CI The architecture of the space definitely stands out, those huge windows and those tall ceilings in the atrium, and then I’ve always really liked that staircase and geometry . . . I wanted to pull in that stairway because it’s always been a really interesting architectural space . . . the whole campus is built on a grid, and then you get to the museum, and that stairway is where part of it jets off at this odd angle.

“Linear Spaces (blue)” installation view, Charlotte Street Foundation Fellows · 2020, Nerman Museum of Contemporary Art, Johnson County Community College, Overland Park, Kansas.

How do you feel about your ribbon work Linear Spaces (blue) serving as a portal?

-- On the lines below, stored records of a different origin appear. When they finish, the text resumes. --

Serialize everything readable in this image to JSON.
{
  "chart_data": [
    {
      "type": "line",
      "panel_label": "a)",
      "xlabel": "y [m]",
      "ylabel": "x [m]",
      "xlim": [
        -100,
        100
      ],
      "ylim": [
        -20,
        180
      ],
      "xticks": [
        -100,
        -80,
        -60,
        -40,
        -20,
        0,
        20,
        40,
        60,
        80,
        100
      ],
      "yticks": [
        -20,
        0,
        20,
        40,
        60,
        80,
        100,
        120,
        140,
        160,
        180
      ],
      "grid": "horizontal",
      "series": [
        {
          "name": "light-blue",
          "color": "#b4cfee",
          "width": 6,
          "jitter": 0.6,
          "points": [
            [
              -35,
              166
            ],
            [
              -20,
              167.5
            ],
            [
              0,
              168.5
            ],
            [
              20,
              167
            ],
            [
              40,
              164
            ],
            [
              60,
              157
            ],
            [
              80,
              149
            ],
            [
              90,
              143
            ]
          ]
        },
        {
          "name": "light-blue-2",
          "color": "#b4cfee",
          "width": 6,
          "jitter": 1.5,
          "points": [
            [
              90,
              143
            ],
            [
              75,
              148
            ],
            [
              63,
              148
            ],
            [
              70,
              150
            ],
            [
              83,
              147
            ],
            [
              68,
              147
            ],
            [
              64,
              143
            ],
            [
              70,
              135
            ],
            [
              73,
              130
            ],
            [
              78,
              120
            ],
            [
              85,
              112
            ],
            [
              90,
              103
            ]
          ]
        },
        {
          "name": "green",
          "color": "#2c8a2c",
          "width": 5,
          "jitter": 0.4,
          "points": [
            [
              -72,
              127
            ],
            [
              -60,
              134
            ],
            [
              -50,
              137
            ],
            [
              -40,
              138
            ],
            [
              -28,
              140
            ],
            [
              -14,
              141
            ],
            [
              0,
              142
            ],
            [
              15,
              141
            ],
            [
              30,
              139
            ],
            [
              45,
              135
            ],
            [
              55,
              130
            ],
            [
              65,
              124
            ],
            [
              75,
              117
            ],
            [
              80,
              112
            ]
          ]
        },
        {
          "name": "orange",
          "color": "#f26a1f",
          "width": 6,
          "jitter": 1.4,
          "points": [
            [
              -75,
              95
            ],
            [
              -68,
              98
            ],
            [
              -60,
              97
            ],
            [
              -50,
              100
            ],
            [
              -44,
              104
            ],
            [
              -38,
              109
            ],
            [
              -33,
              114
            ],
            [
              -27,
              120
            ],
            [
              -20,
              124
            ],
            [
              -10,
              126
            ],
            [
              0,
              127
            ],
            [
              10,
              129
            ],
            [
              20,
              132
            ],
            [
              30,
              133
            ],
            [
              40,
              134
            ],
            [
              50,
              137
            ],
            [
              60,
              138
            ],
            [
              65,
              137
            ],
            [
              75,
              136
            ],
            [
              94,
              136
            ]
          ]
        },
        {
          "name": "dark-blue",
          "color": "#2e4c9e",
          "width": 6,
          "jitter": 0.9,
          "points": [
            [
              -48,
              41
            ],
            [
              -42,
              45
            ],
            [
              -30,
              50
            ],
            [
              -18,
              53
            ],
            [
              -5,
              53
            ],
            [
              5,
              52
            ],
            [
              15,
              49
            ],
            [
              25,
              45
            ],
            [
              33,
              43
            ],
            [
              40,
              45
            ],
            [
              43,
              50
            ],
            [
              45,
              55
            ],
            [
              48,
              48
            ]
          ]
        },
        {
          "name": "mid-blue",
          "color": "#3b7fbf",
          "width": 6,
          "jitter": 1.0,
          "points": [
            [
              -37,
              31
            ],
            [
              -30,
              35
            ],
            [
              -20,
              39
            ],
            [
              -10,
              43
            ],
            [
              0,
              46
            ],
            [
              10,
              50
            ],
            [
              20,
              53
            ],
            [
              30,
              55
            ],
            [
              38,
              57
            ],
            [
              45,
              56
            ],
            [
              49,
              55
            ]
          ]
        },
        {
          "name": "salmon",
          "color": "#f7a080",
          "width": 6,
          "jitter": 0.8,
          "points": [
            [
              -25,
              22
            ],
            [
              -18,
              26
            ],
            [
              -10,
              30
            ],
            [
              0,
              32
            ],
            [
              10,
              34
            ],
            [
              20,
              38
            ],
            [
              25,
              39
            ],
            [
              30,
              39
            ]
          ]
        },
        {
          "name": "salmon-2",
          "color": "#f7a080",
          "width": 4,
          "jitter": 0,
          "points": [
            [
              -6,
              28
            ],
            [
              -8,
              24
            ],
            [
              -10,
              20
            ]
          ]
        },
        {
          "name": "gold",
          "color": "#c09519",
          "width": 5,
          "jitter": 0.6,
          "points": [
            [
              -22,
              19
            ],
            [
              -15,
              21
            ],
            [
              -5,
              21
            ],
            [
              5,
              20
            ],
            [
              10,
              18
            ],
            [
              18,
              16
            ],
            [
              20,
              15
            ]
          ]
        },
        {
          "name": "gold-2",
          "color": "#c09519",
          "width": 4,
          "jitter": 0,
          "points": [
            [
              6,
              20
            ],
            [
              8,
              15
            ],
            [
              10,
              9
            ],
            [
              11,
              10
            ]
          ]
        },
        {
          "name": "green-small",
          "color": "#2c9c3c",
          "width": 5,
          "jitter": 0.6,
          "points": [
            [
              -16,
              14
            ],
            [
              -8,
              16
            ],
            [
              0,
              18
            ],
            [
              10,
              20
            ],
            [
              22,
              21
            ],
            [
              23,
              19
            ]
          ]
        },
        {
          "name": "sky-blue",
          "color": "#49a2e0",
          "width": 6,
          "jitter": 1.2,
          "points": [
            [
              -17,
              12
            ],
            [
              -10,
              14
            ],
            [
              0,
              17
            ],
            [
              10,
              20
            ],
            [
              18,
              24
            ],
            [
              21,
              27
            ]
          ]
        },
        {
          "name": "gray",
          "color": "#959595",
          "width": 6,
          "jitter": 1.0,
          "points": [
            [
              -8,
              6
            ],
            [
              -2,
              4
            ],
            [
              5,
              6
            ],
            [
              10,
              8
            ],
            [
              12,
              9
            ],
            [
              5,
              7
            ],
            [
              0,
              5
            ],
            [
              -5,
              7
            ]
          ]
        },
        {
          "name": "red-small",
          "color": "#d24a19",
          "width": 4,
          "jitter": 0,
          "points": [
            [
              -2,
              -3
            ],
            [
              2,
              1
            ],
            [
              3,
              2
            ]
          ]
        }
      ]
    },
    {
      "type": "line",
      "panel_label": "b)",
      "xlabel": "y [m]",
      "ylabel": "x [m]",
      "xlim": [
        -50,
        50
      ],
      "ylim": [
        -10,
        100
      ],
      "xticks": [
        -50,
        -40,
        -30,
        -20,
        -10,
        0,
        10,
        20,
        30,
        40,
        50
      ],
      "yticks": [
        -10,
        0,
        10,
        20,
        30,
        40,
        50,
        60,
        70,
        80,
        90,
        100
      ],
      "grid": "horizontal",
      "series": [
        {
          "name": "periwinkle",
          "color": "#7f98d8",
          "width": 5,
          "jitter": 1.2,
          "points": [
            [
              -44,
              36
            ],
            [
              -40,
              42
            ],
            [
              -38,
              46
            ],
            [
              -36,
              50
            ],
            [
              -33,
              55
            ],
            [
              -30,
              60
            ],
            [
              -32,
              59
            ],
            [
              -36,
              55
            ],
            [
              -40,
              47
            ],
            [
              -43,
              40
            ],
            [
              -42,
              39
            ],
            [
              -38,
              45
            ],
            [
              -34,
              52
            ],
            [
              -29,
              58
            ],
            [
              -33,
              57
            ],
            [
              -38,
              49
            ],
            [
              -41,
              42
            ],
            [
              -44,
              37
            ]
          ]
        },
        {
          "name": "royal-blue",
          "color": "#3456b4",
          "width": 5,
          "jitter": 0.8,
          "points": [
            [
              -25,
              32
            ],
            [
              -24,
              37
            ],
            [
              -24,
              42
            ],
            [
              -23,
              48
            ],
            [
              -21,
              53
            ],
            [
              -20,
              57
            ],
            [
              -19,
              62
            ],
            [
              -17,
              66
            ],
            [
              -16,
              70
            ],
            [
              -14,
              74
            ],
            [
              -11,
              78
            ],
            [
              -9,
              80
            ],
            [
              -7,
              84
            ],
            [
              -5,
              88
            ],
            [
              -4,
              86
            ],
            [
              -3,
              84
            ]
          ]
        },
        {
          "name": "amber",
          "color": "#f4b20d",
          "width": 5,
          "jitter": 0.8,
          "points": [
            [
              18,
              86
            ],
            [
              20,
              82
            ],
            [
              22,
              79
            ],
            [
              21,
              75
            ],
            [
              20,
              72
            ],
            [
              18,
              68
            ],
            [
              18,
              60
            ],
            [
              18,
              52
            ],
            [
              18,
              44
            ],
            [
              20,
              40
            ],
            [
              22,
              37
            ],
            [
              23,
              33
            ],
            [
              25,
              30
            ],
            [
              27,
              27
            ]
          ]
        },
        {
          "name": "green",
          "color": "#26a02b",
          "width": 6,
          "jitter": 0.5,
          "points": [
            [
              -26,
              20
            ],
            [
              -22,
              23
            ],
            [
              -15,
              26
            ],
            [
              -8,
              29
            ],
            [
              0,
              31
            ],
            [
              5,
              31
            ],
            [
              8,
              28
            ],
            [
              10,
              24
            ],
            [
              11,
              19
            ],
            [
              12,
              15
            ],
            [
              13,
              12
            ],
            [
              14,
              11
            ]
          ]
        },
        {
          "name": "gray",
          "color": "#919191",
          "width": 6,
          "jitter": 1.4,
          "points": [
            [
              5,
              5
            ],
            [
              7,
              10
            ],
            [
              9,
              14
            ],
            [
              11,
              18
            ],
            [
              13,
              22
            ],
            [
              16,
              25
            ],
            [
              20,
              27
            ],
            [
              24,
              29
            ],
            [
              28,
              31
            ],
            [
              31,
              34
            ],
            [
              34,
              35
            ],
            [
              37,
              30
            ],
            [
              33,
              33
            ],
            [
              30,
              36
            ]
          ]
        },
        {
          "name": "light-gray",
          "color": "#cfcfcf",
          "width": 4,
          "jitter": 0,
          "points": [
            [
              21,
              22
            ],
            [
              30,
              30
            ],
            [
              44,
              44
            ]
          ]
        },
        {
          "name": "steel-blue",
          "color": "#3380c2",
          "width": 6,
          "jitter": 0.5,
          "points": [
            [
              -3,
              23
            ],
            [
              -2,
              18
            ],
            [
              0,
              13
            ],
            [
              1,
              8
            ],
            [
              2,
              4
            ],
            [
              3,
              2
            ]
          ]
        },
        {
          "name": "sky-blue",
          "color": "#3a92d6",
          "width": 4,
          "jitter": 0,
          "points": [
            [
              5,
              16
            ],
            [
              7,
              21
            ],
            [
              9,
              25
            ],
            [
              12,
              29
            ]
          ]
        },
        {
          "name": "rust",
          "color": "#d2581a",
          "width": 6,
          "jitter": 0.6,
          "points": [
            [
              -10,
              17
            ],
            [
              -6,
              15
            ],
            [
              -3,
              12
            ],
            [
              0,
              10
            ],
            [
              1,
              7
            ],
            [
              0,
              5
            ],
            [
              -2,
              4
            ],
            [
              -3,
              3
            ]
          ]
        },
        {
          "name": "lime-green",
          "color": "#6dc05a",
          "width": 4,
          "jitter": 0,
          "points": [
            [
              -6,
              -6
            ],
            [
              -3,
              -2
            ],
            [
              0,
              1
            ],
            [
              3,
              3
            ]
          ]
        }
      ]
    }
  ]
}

CI I’ve never installed those pieces in this way before where it’s not optional . . . so installing them in this way is a really different way of activating the space, because I guess people could go up the stairs and go around, but it really is saying like, “you have to pass through this,” which I think is kind of interesting.

glyneisha, how important are the walls when it comes to physical and temporal boundaries in your work?

g For the plant shadows that’s definitely a matter of scale, but also a gesture of taking over this space. I really like to command the space as mine, and my people’s, and so I take those shadows, up to the wall, and have a moment of forcing the viewer to raise and lift their head and look in the shadows in the cracks in the edges; I think that’s also about being seen.

Kathy, the large scale of the figures in your work might make visitors feel like they are participants. How do you feel about these imagined relationships?

Installation view of “Pack Li.gh.te” by glyneisha in the “Charlotte Street Foundation Fellows · 2020” exhibit. The shelves of identical glass jars containing spices, dried citrus, family artifacts and other objects speak to the artist’s love of Afro Botany.

KL Part of my hope is like, standing in front of these pieces, it does feel enveloping, right? Like I feel you’re kind of absorbed into the space like you’re part of the space, especially in relevance to the In Between the Lines piece and also the Liu Nian piece. I want you to feel that you’re existing in part of that space. I do feel like that piece Without with my grandma, my mom, my father . . . that is probably the most intimate piece of the three. It’s like an interior space, even though it is monumental size, but it is an intimate space, and in many of my pieces I think about relationships, of myself to my family.

Cory and glyneisha, what conversation do you imagine your works having together?

CI They’re all separate pieces, but I wanted them to operate as one kind of environment, or one space, and I’m also really interested in the blurriness between what the work is and what the space is. And oftentimes my installations are pointing it at things in spaces that you’re not supposed to look at, with the ribbon pieces with Linear Spaces, the points where they attach are not at the normal hanging height.

g For me, home is through color and through these very specific objects. Some of the objects in the jars were family artifacts. The masks were masks that I grew up seeing in my mom’s home. And so that sense of safety and belonging is something that fuels the show from the very beginning, but the other components were inspired by “everything goes” like everything is in conversation to each other within my installs, I would say.